A rule that a federal court suspended in August 2024 seems to be well and truly dead now. As the Society for Human Resource Management explained in a release, the DOL has withdrawn its 80/20/30 rule. This complicated rule, the SHRM noted, divided work into three categories: traditional tipped labor, supporting work preparing or assisting such work, and work that was unrelated to tipped work. Businesses could only apply the tip credit under certain circumstances, based on time spent and the specific categories. The details were complex — and became irrelevant thanks to a 5th Circuit ruling.
What's next?
It seems that businesses can now return to the simple "dual jobs" policy, which goes back to 1967. This basically said that employers could not take a tip credit for an employee performing untipped work.

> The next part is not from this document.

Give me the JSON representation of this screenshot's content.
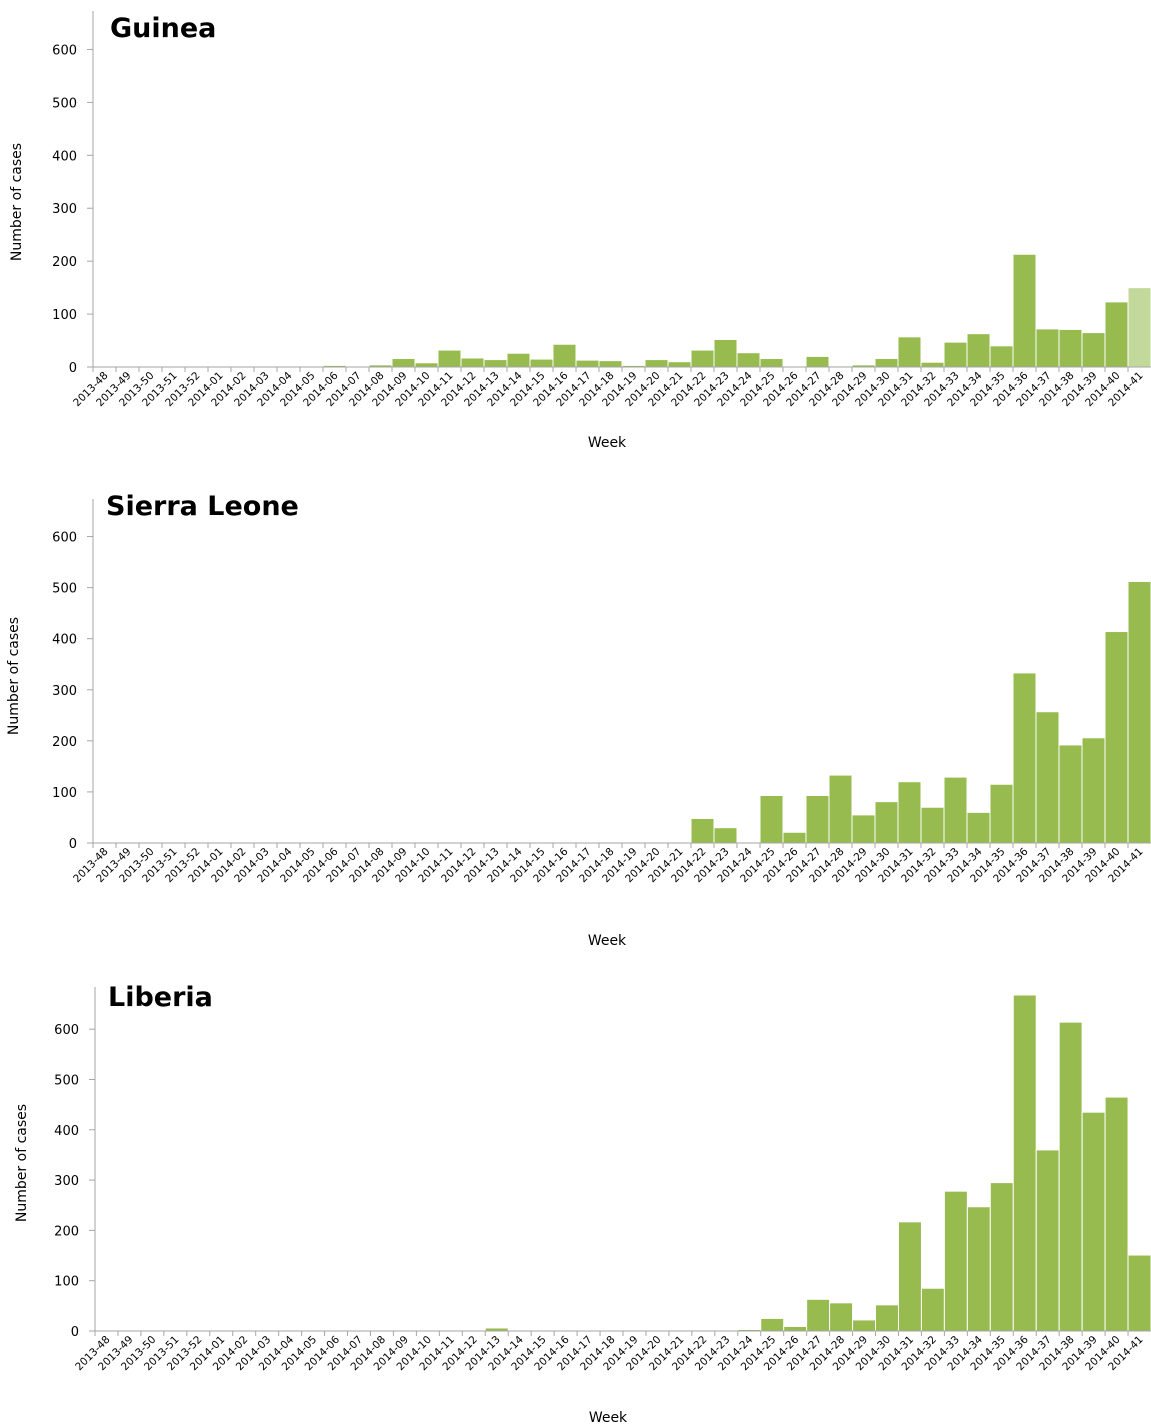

The SHRM writes: "The DOL effectively restored the pre-2021 language of the 'dual jobs' regulation for tipped employees under the Fair Labor Standards Act." The 4Hoteliers website, a portal for the hospitality industry, also says the court's decision leaves "employers with the previous dual jobs regulation."
However, this is not all you need to know. This is just a summary of many complex provisions and subtleties, and state rules may also apply. The bottom line? Don't worry about the 80/20/30 rule anymore. But do stay in close touch with your financial and payroll professionals to make sure you're following the rules — and any future DOL guidance in the wake of this recent rule withdrawal.